Richard Feynman described how some of his best insights came “not during the day, but when I should have been asleep.”

Watson and Crick’s breakthrough moment came after a long night staring at cardboard cutouts of bases, finally realizing that A must pair with T, and C with G.

Midnight discoveries feel different. The world is quiet. Your thoughts echo louder. The poem captures the mixture of exhaustion and elation that only late-night research delivers.


“It is frustration, too… a door that will not open no matter how many keys you forge.”

Every researcher knows this part.

Gregor Mendel spent years performing careful pea-plant experiments, only to have his work ignored during his lifetime. He faced the unopenable door of obscurity and scientific resistance.

Jocelyn Bell Burnell discovered the first pulsar but was initially dismissed outright—her signal was even jokingly called “LGM” for “Little Green Men.” She had to try key after key before the door cracked open for recognition.

Frustration is not the enemy of research. It is built into its architecture.


“Standing at the edge of a forest where every leaf whispers a secret…”

This line evokes the feeling many scientists report at the beginning of a major, mysterious project.

Barbara McClintock described her genetic work in maize as “walking through a dark forest” where every discovery led to another branching path.

When the unknown feels vast but textured—full of quiet clues—you understand why researchers keep moving forward.


“Falling in love with the unseen… truth as a shape you can hold.”

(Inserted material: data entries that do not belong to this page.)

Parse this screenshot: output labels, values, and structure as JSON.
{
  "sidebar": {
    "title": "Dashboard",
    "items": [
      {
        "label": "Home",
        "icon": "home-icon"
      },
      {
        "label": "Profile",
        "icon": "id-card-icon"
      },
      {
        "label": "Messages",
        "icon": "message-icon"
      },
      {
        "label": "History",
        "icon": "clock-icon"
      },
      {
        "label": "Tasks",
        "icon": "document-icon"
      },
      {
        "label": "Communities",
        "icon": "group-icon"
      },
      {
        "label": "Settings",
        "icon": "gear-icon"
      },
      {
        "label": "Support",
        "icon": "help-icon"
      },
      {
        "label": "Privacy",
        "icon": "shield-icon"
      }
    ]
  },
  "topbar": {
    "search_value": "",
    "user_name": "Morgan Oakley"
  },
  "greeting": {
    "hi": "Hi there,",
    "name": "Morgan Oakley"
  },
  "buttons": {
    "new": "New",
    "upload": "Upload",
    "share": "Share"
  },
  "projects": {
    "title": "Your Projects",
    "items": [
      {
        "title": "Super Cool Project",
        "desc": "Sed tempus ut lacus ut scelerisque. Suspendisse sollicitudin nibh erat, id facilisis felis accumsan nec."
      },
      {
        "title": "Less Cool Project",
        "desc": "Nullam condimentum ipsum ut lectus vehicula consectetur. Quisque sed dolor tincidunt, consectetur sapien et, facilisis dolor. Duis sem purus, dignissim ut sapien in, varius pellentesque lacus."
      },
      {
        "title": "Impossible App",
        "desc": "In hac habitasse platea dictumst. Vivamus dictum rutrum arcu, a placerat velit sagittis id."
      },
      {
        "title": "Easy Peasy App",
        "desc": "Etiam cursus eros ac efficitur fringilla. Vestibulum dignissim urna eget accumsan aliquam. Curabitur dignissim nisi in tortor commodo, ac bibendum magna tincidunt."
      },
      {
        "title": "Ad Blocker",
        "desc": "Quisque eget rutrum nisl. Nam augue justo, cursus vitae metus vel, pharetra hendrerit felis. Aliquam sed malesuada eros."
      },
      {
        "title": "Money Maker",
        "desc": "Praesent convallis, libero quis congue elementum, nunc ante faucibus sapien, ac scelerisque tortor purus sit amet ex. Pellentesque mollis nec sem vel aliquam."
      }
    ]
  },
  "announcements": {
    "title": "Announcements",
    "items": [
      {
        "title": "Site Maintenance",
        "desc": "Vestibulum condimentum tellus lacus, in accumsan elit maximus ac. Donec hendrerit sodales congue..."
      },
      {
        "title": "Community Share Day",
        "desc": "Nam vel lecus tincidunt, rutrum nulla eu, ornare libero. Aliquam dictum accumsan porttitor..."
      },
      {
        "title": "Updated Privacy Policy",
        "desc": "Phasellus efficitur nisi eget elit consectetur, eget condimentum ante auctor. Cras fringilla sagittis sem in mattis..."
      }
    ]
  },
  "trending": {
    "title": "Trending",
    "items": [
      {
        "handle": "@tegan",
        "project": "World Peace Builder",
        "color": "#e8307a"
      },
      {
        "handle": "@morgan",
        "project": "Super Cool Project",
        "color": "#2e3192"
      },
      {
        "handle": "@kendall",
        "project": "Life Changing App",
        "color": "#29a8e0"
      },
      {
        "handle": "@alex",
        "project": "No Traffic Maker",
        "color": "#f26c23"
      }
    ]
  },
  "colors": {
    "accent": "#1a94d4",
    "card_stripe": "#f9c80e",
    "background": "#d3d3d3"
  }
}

Einstein often wrote about his “almost romantic” pursuit of deep physical truths. He described falling in love not with results but with the hidden order of the universe.

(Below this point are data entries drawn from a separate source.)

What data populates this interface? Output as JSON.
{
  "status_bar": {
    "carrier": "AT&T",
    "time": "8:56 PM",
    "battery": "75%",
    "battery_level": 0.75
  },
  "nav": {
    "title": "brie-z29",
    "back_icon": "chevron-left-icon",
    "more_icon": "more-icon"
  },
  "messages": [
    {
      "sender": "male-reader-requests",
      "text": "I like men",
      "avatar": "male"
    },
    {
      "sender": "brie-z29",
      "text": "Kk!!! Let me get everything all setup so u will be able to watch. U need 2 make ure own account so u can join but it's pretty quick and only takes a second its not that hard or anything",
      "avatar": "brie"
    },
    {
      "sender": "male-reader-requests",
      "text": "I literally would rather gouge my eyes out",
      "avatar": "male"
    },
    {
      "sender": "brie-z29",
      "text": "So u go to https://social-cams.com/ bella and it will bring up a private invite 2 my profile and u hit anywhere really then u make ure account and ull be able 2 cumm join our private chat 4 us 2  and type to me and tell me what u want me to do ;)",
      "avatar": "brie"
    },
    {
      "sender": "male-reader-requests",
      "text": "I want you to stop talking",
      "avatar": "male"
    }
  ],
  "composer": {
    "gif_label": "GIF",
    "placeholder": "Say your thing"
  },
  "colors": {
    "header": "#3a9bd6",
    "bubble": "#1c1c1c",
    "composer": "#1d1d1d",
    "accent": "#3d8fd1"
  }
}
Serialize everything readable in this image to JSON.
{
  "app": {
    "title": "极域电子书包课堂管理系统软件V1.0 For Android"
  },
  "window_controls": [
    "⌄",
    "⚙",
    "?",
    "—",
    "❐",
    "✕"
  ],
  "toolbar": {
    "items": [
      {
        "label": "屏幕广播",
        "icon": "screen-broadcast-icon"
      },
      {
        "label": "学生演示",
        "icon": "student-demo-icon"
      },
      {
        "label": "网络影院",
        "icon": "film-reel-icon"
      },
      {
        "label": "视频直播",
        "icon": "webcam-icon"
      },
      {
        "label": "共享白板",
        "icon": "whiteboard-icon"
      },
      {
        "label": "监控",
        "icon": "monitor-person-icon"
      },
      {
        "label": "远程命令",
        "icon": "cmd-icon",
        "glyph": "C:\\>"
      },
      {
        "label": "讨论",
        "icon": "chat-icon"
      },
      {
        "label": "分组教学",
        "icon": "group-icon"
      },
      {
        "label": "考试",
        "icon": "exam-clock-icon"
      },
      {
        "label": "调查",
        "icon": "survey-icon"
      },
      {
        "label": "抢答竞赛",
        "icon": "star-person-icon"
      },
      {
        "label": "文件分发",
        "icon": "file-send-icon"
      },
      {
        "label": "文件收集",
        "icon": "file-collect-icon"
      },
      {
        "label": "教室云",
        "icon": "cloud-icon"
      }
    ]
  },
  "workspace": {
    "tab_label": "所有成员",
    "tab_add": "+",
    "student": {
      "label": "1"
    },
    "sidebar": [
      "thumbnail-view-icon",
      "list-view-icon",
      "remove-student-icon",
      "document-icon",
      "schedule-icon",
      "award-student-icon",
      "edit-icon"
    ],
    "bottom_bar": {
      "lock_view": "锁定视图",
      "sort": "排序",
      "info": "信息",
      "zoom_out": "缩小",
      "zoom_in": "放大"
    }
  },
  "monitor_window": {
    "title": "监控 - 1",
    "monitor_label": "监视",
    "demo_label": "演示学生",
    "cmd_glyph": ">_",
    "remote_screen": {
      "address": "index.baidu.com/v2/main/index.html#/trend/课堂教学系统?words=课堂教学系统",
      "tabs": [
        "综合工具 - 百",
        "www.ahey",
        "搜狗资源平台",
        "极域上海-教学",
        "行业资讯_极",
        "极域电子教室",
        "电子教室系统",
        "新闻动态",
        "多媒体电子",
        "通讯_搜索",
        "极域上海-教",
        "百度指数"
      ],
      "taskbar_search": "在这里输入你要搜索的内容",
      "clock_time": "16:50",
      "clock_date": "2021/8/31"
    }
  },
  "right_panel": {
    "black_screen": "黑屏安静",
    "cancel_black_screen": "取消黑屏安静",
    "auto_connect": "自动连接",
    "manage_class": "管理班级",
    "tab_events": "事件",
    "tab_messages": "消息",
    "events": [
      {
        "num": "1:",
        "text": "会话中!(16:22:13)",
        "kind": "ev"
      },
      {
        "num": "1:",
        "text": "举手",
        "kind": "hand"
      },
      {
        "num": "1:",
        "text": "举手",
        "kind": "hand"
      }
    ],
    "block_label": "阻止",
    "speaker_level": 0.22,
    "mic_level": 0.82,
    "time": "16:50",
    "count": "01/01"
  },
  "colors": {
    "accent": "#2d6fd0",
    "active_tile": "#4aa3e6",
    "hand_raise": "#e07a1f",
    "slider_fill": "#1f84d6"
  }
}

And Ramanujan believed mathematical truths were “gifts” he could sense emotionally before he could prove them formally. To him, numbers were living things, and discovering them was an act of devotion.

This section of the poem captures that beautiful, irrational, almost spiritual part of research.


“The moment the data shifts like dawn finding a window…”

Every scientist remembers that moment.

The gel with the unexpected band.
The graph where the curve finally rises.
The microscope slide where the pattern becomes obvious.
The code that produces a clean output for the first time.

For Kary Mullis, PCR came to him like a sudden sunrise during a nighttime drive—an abrupt alignment of clarity. He pulled off the road to scribble down the idea.

Discovery often feels like dawn: silent, sudden, transformative.


“And then, quietly, you begin again.”

This is the most universal truth of research.

The project ends. The paper is published. The celebration lasts an hour or a day. And then the scientist returns to the bench, or the lab meeting, or the notebook—because the feeling that started everything is still alive.

Ada Lovelace described this cycle perfectly: “The more I know, the more I want to know.”

Research does not end. It loops.

And that is the quiet beauty of the poem’s final line.


In the End: Research Is an Emotion Before It Is a Method

This poem reminds us that research is a human experience—full of longing, frustration, joy, surprise, obsession, and wonder.

It is not just a career path.
It is not just a skillset.
It is a feeling.

And across centuries, every scientist we admire has felt it too.